All Hallow’s Eve is not just an antiquated Christian ritual of remembering lost souls, turned vessel for the terrifying and twisted anymore. Although it’s rooted in the macabre, in recent years it has evolved into a hybrid of its spooky origin and a setting for grown people to dress up in scary, sexy and/or silly costumes, and generally just be someone else for a night, en masse. It’s like one giant worldwide costume party. Each year since the Internet, the zeitgeist helps dictate what popular culture icons ordinary citizens will be dressing up as and which form of scary food they will find on Pinterest to impress their friends. The parties keep getting progressively more elaborate.
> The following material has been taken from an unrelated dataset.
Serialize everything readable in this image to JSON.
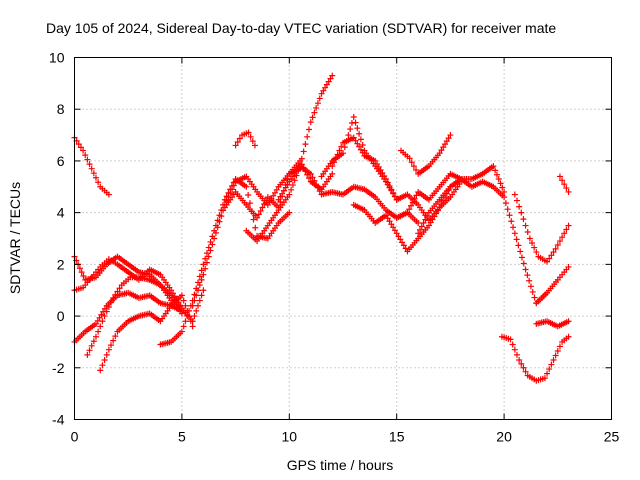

While for families with young children Halloween is still rooted in trick-or-treating, visiting Grandma and watching “Halloweentown” marathons, the holiday has seemingly never been more popular with adults.

The Halloween commodification factor is at an apparent high. Around August, costume shops pop up all over town and the digital community, providing an option for almost every costume that could possibly cross one’s mind, and presumably making enough money to support their owner’s extravagant lifestyles for the rest of the year. And if the shops don’t have it, Pinterest will show you how to make a homemade version with only $75 of raw materials. It’s almost like around 1995, Halloween executives wizened up and realized they were only exploiting children, when they could be going for the entire population. Hopefully the person with that idea got a raise.

The creativity level has gone up several notches since the availability of the World Wide Web. Nostalgia is at an all time high, thanks to the availability of most childhood artifacts from the late twentieth century and a constant online conversation about costume ideas at our fingertips. Not everyone is on his or her Halloween game, though. While some industrious types will plan and make their own costumes from thrifted and/or household items, many just wait until the last minute and order their overpriced pirate costume from their local Costume Were-house (made-up, probably real).

The biggest critical conversation in recent years has focused on the “sexy anything” costume (sexy bunny, sexy cop, sexy lamppost). This year the hot topic is cultural appropriation. As our nation becomes justly more sensitive to the topics of white privilege and racial stereotypes, once-adored costumes such as “Adult Geisha” and “Adult Igloo Cutie Sexy Eskimo” are pissing people off left and right. The concern is about taking a culture’s identity and parading it around as if it were a costume. It’s upsetting when these styles of dress are integrated into regular fashion trends, but the fact that these are actual costumes with a cartoonish use of cultural indicators, usually makes it doubly offensive.

In Halloweens of the early 2010s, the annual cultural icon that most everyone decided to dress as has included Miley Cyrus and Lady Gaga. Because he has infiltrated everything this year, the costume to be seen in will undoubtedly be Donald Trump. Look for an excess of comb-overs and duck lips to be paraded around town, along with the word “China” being used a lot.

While some may roll their eyes at the notion of dressing up for Halloween, it does seem that more people are going all-out than ever before. Whether supremely artistic, intensely gruesome, or LOL-worthy, the world of Halloween costuming in 2015 is extremely broad. Letting loose, being creative and joining in the fun seems to be the way to go. If you can’t do that, you might as well be dead.